Need for technical assistance: Traditionally, rural areas are home to fewer nonprofit housing development corporations with the capacity needed to tackle complicated government programs and the long and difficult housing development process. Access to technical assistance can help to build capacity and rural nonprofits be competitive with their urban brethren.

Less access to charitable foundation and corporate giving: Few national foundations are prioritizing their giving to rural housing development. Delaware's foundations are based in metropolitan Wilmington. Fewer corporations, banks, and large employers exist in rural Delaware, causing far less access to corporate giving.

NIMBY (Not In My Back Yard) rears its ugly head in rural Delaware: Affordable housing often faces NIMBY pressures which can be particularly damaging where less sophisticated land use laws prevail and where there is less access to higher density, multi-family zoned land. Some communities may not have a well defined process for site approvals. Others call for public hearings where none are required. Too often, the land use discussions drift from setbacks, side yards, and density to who is going to live there, what are their incomes, and property management issues. Often stereotypes abound with residents pointing to some failed urban projects, rather than acknowledging the significant rural Delaware successes. Too often issues like traffic, congestion, burden on local services are used to hide the real issues of discrimination, fear, and ignorance.

Notification bills: The latest trend negatively impacting the development of affordable housing are "notification bills", one passed previously, and one to be under consideration this session, that require affordable housing developers to notify everyone around them that they are planning a development and provide certification that all governments and civic associations have been informed early in the process. These notification bills are duplicative of the notification requirements of local land use laws. They also clearly give a head start to any negative NIMBY activities that affordable housing will face. Land use laws are sufficient and anything above that smacks of a very real Fair Housing impediment.

New populations: New populations moving to Sussex and Kent can face barriers of acceptance, language, culture, and financial practices that all tend to make access to improved housing, whether rental or homeownership, more difficult and the path more strenuous.

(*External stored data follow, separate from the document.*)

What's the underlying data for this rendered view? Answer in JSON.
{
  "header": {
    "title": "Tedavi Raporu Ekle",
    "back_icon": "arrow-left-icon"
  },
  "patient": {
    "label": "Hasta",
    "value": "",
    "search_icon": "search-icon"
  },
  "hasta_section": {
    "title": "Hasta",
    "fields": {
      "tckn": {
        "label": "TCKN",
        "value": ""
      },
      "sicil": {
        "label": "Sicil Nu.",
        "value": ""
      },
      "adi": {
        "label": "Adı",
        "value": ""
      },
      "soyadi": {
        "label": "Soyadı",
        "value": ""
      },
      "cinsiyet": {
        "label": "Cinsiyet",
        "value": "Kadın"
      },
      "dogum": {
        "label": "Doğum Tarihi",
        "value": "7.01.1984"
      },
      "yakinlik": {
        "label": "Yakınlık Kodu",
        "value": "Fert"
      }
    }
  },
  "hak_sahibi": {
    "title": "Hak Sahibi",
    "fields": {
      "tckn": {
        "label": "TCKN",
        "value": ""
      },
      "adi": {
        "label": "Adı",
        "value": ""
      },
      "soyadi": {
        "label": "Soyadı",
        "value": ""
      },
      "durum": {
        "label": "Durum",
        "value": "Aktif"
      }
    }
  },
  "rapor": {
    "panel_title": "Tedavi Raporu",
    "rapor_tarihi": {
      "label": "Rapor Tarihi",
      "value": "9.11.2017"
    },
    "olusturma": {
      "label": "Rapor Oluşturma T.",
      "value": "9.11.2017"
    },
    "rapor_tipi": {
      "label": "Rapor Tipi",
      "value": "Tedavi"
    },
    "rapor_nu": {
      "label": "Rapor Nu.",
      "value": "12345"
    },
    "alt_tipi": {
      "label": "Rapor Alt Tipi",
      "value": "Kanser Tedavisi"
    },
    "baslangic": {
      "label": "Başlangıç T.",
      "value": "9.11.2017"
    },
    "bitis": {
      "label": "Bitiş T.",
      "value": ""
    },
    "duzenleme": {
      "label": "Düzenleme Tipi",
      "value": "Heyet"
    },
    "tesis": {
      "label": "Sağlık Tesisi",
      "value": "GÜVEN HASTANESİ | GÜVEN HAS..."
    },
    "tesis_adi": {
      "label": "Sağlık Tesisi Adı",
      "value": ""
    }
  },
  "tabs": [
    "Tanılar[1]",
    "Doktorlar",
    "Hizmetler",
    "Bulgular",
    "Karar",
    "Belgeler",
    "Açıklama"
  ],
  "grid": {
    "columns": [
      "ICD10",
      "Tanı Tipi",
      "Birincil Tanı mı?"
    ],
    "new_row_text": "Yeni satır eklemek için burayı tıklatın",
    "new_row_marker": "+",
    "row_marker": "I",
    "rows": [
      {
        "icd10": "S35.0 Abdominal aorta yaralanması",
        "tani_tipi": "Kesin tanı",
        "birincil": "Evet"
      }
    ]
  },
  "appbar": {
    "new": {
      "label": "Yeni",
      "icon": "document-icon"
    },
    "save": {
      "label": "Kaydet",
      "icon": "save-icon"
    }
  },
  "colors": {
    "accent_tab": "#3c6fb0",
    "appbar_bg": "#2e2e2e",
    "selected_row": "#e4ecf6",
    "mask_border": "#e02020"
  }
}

The housing development process itself: Gone are the days of one stop shopping at your HUD or USDA office. Housing development now requires multiple financing sources such as Low Income Housing Tax Credits, federal financing, state financing, equity partners, Federal Home Loan Bank participation, etc. What was once one application, one attorney, one inspector has now turned into a patchwork quilt requiring several of each which drives up costs and the learning curve substantially. Let's take a look at the aspects of simply choosing a housing site on which to build apartments: shape, size, access to water and sewer, within corporate limits, zoning, environmental issues, wetlands, flood plains, Livable Delaware, cost, topography, storm water management, soils, previous use, prime farm land, frontage, access to paved road, compatible surrounding land uses, etc.

This is why special attention, programs, rates and terms, and initiatives are necessary for rural Delaware.

Joe Myer is Executive Director of NCALL Research and founding President of the Delaware Housing Coalition.